After the Cubs found a new way to lose last night in Cincinnati, the pressure was mounting on the Cubs manager, Dale Sveum. He finally realized that the poor talent assembled on his roster is going to RUIN his career. And he is not happy about it.
Paul Sullivan quoted the steamed manager in the Chicago Tribune:
“Yeah, I’d be lying if you
didn’t think about yourself through some of this stuff too,” Sveum said.
“But that’s stuff you don’t have control over. I’ve got control over my
job and the coaching staff to prepare everybody every day in spring
training and this and that, and that’s all I can do.”
Sveum realizes that other teams (potential employers) will look at his Cub win-loss record as a barometer of his managerial abilities. With the losses piling up quickly, and the Cubs players making the same mistakes over and over again, Sveum's personal frustration is coming to light.
Sveum admits that it’s up to him and his coaching staff “to get
(the players) to respond to all of us.”
But Sveum fails to answer WHY his team is not responding to his coaching instructions. The reason is simple: there is no pressure on the players to perform because there are no ramifications for poor play. For the starters, there are no prospects ready to take their jobs from them. And maybe that's why Sveum is angry; he has been boxed into a corner with no exit.

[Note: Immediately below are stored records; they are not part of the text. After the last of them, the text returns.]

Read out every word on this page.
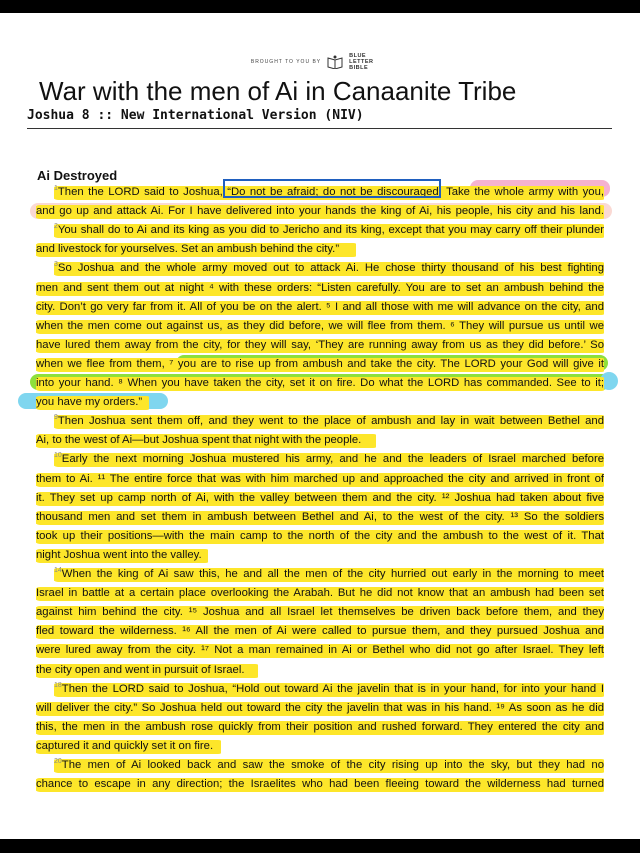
BROUGHT TO YOU BY
BLUE
LETTER
BIBLE
War with the men of Ai in Canaanite Tribe
Joshua 8 :: New International Version (NIV)
Ai Destroyed
$^1$Then the LORD said to Joshua, “Do not be afraid; do not be discouraged. Take the whole army with you,
and go up and attack Ai. For I have delivered into your hands the king of Ai, his people, his city and his land.
$^2$You shall do to Ai and its king as you did to Jericho and its king, except that you may carry off their plunder
and livestock for yourselves. Set an ambush behind the city.”
$^3$So Joshua and the whole army moved out to attack Ai. He chose thirty thousand of his best fighting
men and sent them out at night ⁴ with these orders: “Listen carefully. You are to set an ambush behind the
city. Don’t go very far from it. All of you be on the alert. ⁵ I and all those with me will advance on the city, and
when the men come out against us, as they did before, we will flee from them. ⁶ They will pursue us until we
have lured them away from the city, for they will say, ‘They are running away from us as they did before.’ So
when we flee from them, ⁷ you are to rise up from ambush and take the city. The LORD your God will give it
into your hand. ⁸ When you have taken the city, set it on fire. Do what the LORD has commanded. See to it;
you have my orders.”
$^9$Then Joshua sent them off, and they went to the place of ambush and lay in wait between Bethel and
Ai, to the west of Ai—but Joshua spent that night with the people.
$^{10}$Early the next morning Joshua mustered his army, and he and the leaders of Israel marched before
them to Ai. ¹¹ The entire force that was with him marched up and approached the city and arrived in front of
it. They set up camp north of Ai, with the valley between them and the city. ¹² Joshua had taken about five
thousand men and set them in ambush between Bethel and Ai, to the west of the city. ¹³ So the soldiers
took up their positions—with the main camp to the north of the city and the ambush to the west of it. That
night Joshua went into the valley.
$^{14}$When the king of Ai saw this, he and all the men of the city hurried out early in the morning to meet
Israel in battle at a certain place overlooking the Arabah. But he did not know that an ambush had been set
against him behind the city. ¹⁵ Joshua and all Israel let themselves be driven back before them, and they
fled toward the wilderness. ¹⁶ All the men of Ai were called to pursue them, and they pursued Joshua and
were lured away from the city. ¹⁷ Not a man remained in Ai or Bethel who did not go after Israel. They left
the city open and went in pursuit of Israel.
$^{18}$Then the LORD said to Joshua, “Hold out toward Ai the javelin that is in your hand, for into your hand I
will deliver the city.” So Joshua held out toward the city the javelin that was in his hand. ¹⁹ As soon as he did
this, the men in the ambush rose quickly from their position and rushed forward. They entered the city and
captured it and quickly set it on fire.
$^{20}$The men of Ai looked back and saw the smoke of the city rising up into the sky, but they had no
chance to escape in any direction; the Israelites who had been fleeing toward the wilderness had turned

Sveum's tenor began to percolate over the weekend when he was asked whether some of the position players could be sent down to the minor leagues "to send a message." Reporters inferred that they were discussing Rizzo (for his offensive woes) and Castro (for his defensive lapses).
“You guys asked me if those guys couldn’t get
sent down. I said nobody was exempt (from) it. They're not the only ones.”
Sveum added: “That’s all basically what (I’m) talking about. I’m not pointing
fingers at them or anything. I’m just (saying), 'Hey, we’re all
(culpable for) this. I’m (not) exempt (from) being fired, and so is my
coaching staff. We’re all in this together as a team.”
Except, there is a perception that is reality with the 2013 Cubs. Rizzo, Castro, Valbuena, Barney, and the rest are not going to be sent down to the minors (barring injury rehabs) because the Cubs have no ready replacements in Iowa. The only shuffle continues to be pitchers, but that deck of cards is so thin that the Cubs are playing waiver wire roulette just to find arms for the bullpen. The team, as constructed, is flawed. When Sveum tries to motivate by playing the demotion to the minors card, he has no clout to pull off such a move. And the players (and their agents) know it. It is an idle threat.
Instead, Sveum has the only weapon in his arsenal that professions do understand: playing time. Sveum could bench underperforming players to "send a message" to focus more, train better and play harder. Which would be fine on a competitive team. But the idea that Castro will be benched for whom? The Cubs roster has no true back up shortstop. The same goes for Rizzo at first; there is no competent back up on the roster. And the front office is pushing to keep the "young stars" in the line up because, frankly, why else would any fan buy a ticket to see this Cub team play.
The dogma of the Cubs history is that losing teams breed the acceptance of losing. Even if managers do their best to get their players focused on playing "winning baseball," i.e. handling the fundamentals of the game by instinct and making the correct situational decisions, if the locker room has accepted losing as a way of life with no accountability for poor play, the team will have another lost season.